Java Webservice Deployment Options
Sorry for the length of this, but more info is usually better than not enough...
I needed to add some server based functionality to an Android application which I have in the market. Majority of my past experience has been working with .Net web services and MSSQL, however as Android uses Eclipse & Java I decided to create this web service using similar technologies.
By using some various tutorials, I've developed a (bottom up) web service using axis2 & mySQL and it's communicating quite happily on a local instance on Tomcat7.
Deployment of the war file seems rather simple, however I'm wondering if there is anything special I need to do considering the load it's expected to handle.
The application currently has about 500,000 users each of which may make a request to the server, let's say roughly every 30 seconds. So this would currently be the heaviest traffic expected.
The web service performs a select query on the sql database, does some calculations and then sends back a response - there is no writing being done to the database at all. The expected response time is about 1-10 seconds, dependent on the complexity of the calculation.
I honestly have no idea on the load ca开发者_如何学Gopabilities of Tomcat, Java Web Service, or mySQL and some Google searching for the answers turned up nothing. But this is probably more due to the fact I didn't know exactly what to look for based on my lack of experience.
Basically I'm looking to find out if the above scenario should be handled just fine by a single instance of Tomcat, webservice and mySQL - or whether additional steps should be taken. At this point, I've no idea whether I'm well below the capabilities and don't even need to be concerned, or if I've made a bad decision moving forward this way.

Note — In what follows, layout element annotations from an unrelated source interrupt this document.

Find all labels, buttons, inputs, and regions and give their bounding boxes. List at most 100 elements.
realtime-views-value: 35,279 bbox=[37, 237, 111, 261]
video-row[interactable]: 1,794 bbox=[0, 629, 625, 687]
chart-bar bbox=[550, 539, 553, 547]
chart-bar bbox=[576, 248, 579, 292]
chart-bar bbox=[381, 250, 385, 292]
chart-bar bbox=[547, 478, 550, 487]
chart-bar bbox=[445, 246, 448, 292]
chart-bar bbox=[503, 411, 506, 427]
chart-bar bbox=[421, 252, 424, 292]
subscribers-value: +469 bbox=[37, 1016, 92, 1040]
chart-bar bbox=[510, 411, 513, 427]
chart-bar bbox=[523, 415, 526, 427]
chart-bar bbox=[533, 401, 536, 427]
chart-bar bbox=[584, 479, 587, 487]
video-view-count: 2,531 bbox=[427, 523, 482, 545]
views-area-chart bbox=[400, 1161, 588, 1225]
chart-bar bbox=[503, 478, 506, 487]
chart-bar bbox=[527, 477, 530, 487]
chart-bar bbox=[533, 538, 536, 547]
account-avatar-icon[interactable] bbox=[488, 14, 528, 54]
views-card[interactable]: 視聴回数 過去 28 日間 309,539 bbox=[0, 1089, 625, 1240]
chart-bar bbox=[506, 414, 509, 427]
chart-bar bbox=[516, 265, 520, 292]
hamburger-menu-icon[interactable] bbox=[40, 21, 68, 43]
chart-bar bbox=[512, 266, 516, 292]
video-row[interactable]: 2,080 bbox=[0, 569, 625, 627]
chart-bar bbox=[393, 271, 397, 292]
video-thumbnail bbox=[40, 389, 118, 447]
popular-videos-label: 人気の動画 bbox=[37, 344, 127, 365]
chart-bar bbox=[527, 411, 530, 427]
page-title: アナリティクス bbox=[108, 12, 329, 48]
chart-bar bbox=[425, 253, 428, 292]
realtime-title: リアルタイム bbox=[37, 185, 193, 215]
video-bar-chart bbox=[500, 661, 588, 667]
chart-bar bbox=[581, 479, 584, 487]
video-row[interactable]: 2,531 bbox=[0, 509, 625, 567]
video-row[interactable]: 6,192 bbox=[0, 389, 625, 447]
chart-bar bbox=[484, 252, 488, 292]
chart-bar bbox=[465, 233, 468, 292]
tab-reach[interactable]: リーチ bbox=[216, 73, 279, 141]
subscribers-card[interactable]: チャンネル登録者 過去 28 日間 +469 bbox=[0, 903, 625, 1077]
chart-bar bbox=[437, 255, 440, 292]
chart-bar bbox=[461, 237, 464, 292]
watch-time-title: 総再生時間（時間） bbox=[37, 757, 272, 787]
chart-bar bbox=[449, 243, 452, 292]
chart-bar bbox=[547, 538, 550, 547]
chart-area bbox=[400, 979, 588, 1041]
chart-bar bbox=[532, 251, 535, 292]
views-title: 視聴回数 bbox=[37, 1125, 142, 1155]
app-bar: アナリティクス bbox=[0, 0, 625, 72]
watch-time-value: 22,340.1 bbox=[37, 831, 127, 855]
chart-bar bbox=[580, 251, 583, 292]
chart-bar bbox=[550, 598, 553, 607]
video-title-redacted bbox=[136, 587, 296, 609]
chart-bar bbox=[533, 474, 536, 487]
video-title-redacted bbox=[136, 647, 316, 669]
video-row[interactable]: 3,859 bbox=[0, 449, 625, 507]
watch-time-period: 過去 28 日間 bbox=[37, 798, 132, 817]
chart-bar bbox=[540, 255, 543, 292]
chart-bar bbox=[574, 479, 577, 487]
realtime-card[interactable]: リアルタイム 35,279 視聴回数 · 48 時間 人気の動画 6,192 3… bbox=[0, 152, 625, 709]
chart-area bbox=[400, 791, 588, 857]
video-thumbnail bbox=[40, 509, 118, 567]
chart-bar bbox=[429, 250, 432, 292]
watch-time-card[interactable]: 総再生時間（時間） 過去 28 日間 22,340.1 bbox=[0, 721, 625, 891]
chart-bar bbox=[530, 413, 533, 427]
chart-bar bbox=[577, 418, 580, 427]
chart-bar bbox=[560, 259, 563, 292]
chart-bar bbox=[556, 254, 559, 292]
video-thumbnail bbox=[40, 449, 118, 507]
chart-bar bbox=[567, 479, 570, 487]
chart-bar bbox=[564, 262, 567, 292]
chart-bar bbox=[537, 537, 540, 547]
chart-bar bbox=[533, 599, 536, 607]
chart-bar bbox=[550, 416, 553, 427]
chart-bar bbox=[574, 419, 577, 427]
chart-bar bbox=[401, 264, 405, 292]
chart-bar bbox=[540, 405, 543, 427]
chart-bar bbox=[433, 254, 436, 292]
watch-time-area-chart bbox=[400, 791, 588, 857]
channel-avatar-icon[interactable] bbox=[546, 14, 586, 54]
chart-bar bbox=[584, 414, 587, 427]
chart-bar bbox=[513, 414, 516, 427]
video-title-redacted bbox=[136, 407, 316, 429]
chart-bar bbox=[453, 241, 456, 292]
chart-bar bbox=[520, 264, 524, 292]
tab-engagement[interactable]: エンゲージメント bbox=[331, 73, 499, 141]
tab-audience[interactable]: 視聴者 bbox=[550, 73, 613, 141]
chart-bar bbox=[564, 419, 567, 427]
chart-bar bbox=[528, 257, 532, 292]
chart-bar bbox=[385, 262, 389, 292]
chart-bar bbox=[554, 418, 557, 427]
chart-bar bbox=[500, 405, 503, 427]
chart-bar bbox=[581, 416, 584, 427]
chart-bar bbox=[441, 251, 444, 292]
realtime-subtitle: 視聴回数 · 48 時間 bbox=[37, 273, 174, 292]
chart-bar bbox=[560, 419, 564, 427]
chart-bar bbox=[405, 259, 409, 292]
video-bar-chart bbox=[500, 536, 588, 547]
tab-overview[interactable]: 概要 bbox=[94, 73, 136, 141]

So, if anyone is able to answer this query, or can just point me in the direction of where I can research this better myself, it'd be greatly appreciated.
Thanks in advance.
A good start would be to load test your web service to see how much it can handle before errors and performance suffer. You can use a tool like SoapUI for that. The SoapUI tool allows for Testing suites which can be setup to load test the web service with varying parameters. SoapUI is not limited to Java, and can be used on almost any web service.
If you find that the server can not handle the expected load then you have a few options
- Throw more hardware at it
- Tweak your queries to ensure the web service call finishes in the fastest time possible
- Profile the application to look for memory and performance bottlenecks
- Put a cache layer (See Ehcache) in front of your DB to speed up the reads.